A few days before, there was a mishap on the Tour. An Italian rider on Motorola (Lance Armstrong’s team of the day) had gone off the road and over a mountain cliff to his death. With the Tour drawing to a close, young Lance decided to do something to commemorate his fallen comrade. On the last day of road racing, about 30 kilometers out (20 miles) Lance Armstrong attacked from the front of the pack opening a 2 minute lead. Out front by himself, he held his lead until the finish through the final climb up to a ski lodge. Breathless, he comes to a stop, dismounts, seeks out the Italian TV interviewer, and says in rough Italian, “Today, I rode with the strength of two men.” Lance showed serious courage on the final climb and some serious class with this act. I believe this win was the first stage win of his career. Up to this point, he had been learning the art and riding in support of the team stars.

I was so impressed with Lance Armstrong’s gesture that Pistol became Lance. Lance Armstrong, like Michael Phelps, has that unique combination of body structure, physiology, and competitiveness that it takes to be a world champion. Lance Armstrong is driven to excel while his namesake was content to sit in the back during his 1 month racing career. Lance Fourlegs quickly petted out. Lance Armstrong, gaining experience, learned the art of the Tour, and began to rise to the top of his sport to have his career interrupted by testicular cancer.

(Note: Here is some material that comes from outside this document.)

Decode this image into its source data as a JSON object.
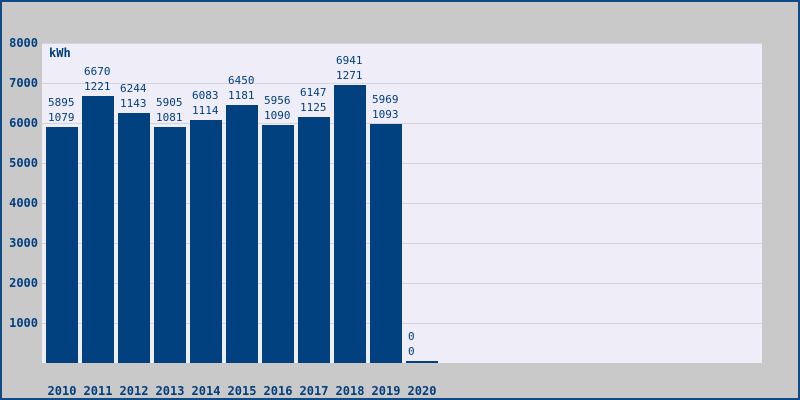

I can understand the temptation to use performance enhancing techniques in the Tour de France. What those riders do is amazing and if you’ve not tried to race bicycles or completed a 100 mile ride, it is hard to appreciate the challenges they are facing. The peloton races 200 kilometers (120 miles or so) and, tomorrow, they get up and do it again. The Tour is probably the toughest sporting competition on the planet. At the pace they are riding, the athletes deplete the body’s glycogen stores and must efficiently burn fat to complete the race. By the end of the Tour, each rider is ripped, probably 4 to 5 percent body fat even though they are eating 9000 or so calories per day. This is an event that places great demands on the body’s ability to recover to race again tomorrow.

The longest I’ve ridden is 108 miles on my first century ride. I love to ride and to bike trek but I don’t have the physiology for it. The next day, I was a dehydrated zombie walking around in a fog. It took a couple of days to recover. And no, I didn’t get up and do it again tomorrow; I was useless. Having this experience, I can understand the desire to have a technical edge to be ready to race next morning. European cycling started an arms race to make it possible to ride today’s times on today’s courses day after day with a rest day every four stages or so. Lance Armstrong joined that arms race and competed with the same drive and pursuit of excellence that he showed us on the road. I can understand why he did so and that he did does not lessen the courage and class he showed in that first stage win in his learning years.